Design and construction
- Architect: William Lee Stoddart
- Main contractor: George A. Fuller Company

Website
- http://www.poncecondo.com/
- Ponce de Leon Apartments
- U.S. Historic district – Contributing property
- Atlanta Landmark Building
- Part of: Fox Theatre Historic District (ID78003178)

Significant dates
- Designated CP: October 7, 1978
- Designated ALB: May 10, 1993

= Ponce de Leon Apartments =

Ponce de Leon Apartments is a historic apartment building in Atlanta, Georgia, United States. A part of the Fox Theatre Historic District, the building is located at the intersection of Peachtree Street and Ponce de Leon Avenue in midtown Atlanta. It was built by the George A. Fuller Company in 1913, with William Lee Stoddart as the building's architect. The building was designated a Landmark Building by the government of Atlanta in 1993.

== History ==
In 1911, the Georgian Terrace Hotel, designed by architect William Lee Stoddart, opened at the intersection of Ponce de Leon Avenue and Peachtree Street in midtown Atlanta. The building was the first hotel in Atlanta built outside of downtown and took over a year to construct. Prior to this, in 1909, Stoddart had designed a large apartment building at the southeast corner of the same intersection, across the street from the hotel. Construction began on this new building shortly after the completion of the hotel, albeit with the size of the building significantly scaled down.

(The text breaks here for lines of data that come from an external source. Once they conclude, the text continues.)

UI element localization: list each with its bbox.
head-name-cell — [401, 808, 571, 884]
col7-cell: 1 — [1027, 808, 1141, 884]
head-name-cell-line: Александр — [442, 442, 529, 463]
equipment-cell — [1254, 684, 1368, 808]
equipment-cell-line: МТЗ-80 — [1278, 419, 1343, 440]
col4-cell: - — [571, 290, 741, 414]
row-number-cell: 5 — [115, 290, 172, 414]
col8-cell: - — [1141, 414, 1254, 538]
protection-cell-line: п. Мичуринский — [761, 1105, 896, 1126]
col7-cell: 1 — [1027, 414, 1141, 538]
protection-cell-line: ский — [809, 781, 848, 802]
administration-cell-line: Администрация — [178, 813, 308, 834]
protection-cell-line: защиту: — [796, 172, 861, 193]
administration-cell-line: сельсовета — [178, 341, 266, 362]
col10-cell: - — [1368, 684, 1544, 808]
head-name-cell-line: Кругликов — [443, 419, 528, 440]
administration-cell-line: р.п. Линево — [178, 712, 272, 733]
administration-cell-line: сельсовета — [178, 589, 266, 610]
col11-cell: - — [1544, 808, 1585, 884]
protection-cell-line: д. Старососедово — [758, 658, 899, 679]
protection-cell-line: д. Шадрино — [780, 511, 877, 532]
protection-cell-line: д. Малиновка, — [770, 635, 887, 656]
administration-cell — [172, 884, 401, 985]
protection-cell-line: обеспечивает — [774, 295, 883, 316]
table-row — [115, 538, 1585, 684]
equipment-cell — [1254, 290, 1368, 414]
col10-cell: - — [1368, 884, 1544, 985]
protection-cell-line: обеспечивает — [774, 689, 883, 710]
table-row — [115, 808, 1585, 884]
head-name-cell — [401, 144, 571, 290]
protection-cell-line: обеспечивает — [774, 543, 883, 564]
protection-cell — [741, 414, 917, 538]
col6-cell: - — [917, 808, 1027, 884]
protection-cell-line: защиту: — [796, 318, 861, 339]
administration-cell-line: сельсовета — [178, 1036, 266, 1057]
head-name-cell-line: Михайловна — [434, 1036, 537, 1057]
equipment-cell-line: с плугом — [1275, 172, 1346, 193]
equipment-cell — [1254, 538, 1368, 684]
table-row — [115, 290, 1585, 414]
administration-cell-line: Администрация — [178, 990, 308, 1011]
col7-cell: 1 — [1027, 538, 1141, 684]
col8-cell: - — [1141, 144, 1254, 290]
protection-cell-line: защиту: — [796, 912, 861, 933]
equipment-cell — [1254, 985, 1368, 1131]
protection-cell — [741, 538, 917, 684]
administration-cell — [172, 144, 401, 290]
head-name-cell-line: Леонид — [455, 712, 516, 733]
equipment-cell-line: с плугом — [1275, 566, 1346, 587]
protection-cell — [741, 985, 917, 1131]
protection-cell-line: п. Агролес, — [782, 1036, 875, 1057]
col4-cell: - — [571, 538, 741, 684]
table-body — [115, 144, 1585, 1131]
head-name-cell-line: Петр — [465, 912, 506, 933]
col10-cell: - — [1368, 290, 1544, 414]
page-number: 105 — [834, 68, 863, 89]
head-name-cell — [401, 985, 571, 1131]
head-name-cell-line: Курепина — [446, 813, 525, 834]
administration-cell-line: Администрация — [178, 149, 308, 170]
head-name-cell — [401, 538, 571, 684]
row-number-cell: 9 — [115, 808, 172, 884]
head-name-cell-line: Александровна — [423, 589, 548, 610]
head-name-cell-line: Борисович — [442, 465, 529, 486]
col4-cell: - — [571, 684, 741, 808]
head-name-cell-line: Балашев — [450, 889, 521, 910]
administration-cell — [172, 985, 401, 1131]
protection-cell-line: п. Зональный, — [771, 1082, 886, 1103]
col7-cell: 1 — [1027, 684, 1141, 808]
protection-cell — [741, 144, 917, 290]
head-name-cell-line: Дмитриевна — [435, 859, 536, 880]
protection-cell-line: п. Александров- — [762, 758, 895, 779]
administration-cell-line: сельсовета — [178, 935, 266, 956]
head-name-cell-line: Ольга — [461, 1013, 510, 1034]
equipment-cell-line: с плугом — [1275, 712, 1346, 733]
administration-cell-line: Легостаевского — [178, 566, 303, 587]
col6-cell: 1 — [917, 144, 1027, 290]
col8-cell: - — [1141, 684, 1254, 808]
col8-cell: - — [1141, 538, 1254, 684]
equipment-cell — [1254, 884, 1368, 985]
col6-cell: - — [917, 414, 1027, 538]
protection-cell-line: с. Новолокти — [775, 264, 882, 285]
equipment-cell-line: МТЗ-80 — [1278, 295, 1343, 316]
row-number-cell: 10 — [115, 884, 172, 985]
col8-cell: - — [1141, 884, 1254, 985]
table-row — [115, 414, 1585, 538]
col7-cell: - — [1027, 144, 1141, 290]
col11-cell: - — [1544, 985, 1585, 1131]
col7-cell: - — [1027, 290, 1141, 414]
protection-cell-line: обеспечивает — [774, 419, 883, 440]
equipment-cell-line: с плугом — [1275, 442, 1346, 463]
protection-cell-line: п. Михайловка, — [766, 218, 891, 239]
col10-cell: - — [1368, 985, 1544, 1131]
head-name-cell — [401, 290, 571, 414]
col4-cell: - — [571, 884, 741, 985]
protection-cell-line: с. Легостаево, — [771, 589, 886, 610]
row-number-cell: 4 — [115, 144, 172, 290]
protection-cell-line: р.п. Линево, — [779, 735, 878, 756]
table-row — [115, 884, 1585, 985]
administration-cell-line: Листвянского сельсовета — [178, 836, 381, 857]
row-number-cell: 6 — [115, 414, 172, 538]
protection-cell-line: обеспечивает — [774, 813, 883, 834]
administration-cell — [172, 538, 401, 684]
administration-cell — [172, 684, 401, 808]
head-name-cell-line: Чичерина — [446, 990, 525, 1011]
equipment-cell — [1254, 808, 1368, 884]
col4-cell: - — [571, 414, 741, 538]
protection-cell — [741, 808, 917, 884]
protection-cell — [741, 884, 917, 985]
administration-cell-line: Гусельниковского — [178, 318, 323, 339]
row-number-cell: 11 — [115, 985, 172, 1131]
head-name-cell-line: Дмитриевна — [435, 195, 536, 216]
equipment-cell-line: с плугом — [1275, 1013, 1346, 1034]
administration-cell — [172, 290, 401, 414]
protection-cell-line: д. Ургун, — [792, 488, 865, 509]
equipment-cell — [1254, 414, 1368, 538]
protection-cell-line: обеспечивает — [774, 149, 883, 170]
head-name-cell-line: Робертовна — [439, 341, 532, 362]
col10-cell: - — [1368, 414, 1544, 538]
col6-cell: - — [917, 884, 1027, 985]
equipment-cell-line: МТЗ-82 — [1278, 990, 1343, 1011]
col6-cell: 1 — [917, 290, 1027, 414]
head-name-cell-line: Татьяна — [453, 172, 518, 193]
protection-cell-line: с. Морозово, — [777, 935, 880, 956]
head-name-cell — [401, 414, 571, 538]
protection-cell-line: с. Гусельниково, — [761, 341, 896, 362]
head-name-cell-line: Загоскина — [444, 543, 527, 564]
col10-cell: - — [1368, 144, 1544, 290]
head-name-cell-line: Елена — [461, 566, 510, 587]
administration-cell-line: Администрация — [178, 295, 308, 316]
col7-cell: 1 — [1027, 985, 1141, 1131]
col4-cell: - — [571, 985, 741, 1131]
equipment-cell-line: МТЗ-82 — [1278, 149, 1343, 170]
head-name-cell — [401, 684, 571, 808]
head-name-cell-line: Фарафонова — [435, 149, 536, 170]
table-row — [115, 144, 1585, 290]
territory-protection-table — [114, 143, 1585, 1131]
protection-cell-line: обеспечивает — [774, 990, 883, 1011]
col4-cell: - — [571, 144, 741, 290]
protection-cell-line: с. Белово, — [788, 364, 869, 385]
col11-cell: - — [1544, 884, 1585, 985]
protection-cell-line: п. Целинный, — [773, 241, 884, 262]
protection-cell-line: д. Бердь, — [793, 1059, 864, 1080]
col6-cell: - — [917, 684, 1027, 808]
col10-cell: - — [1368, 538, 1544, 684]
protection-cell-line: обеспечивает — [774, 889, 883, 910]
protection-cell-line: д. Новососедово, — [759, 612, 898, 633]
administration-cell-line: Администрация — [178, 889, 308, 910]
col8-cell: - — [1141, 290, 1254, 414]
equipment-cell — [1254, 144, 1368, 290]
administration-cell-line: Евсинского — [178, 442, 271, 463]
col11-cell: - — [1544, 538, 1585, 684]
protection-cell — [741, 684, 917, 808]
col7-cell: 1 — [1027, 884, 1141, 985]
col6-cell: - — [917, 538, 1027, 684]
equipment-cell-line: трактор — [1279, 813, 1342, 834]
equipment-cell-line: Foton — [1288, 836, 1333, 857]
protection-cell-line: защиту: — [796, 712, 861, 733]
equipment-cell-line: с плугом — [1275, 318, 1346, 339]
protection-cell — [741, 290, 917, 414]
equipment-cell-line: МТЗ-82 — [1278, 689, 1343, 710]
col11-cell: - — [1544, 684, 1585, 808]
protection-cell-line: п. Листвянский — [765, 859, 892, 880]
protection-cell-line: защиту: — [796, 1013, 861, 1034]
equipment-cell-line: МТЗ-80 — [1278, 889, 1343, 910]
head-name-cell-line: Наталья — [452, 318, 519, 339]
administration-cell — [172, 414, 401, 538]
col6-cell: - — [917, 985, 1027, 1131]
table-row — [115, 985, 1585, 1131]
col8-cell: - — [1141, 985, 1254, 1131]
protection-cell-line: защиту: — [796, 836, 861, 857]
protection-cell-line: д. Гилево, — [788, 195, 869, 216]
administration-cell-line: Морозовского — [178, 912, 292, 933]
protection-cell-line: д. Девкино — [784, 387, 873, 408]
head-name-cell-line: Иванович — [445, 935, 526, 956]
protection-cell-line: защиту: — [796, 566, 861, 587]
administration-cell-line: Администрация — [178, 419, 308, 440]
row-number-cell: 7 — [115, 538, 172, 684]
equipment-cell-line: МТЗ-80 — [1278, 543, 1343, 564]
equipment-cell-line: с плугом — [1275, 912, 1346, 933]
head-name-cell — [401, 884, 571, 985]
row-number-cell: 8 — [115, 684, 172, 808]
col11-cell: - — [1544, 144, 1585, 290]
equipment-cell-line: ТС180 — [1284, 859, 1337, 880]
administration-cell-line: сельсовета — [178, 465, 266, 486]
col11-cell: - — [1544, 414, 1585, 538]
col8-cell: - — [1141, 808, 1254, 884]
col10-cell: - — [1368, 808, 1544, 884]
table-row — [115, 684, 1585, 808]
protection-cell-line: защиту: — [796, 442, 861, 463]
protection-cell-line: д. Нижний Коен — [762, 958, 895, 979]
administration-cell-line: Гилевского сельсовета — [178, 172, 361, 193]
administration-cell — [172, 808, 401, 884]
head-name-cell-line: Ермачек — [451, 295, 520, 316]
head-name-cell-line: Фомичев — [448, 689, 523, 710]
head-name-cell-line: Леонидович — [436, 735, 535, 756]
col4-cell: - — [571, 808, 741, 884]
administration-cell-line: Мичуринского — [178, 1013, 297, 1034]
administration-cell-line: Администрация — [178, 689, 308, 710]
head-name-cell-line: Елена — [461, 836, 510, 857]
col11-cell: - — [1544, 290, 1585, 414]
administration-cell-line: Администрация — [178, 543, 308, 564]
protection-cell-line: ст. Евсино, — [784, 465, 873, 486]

The George A. Fuller Company served as contractors for the building's construction, which cost $450,000. In 1913, the Ponce de Leon Apartments officially opened.

The building was designed to have several large apartment units on most floors, with the top two floors reserved for bachelor apartments. Additionally, the building housed Atlanta's first penthouse when it was built on the roof of the building in 1932. Additionally, the first floor originally housed a pharmacy and a bookstore, and there was an ice plant in the basement for residents of the building.

While initially billed as "the South's most luxurious apartments", the apartments began to lose their prestige during the later half of the 20th century as more wealthy tenants moved to newer domiciles in the area. As a result, many of the larger apartment units in the building were subdivided to serve a less affluent tenantry. In 1978, the building was declared a contributing property of the Fox Theatre Historic District and placed on the National Register of Historic Places. By the 1980s, the building had fallen into a state of deterioration, and the building was purchased by developers who converted the building to condominiums. In 1982, the building was renamed The Ponce Condominium. In 1993, the building was declared a Landmark Building by the government of Atlanta.

== Architecture ==
The 11-story building's front façade curves about the intersection, allowing it to directly face two of the major thoroughfares in the city. The building is mostly symmetrical, with the central curved portion bookended on both sides by two square towers capped with belfries.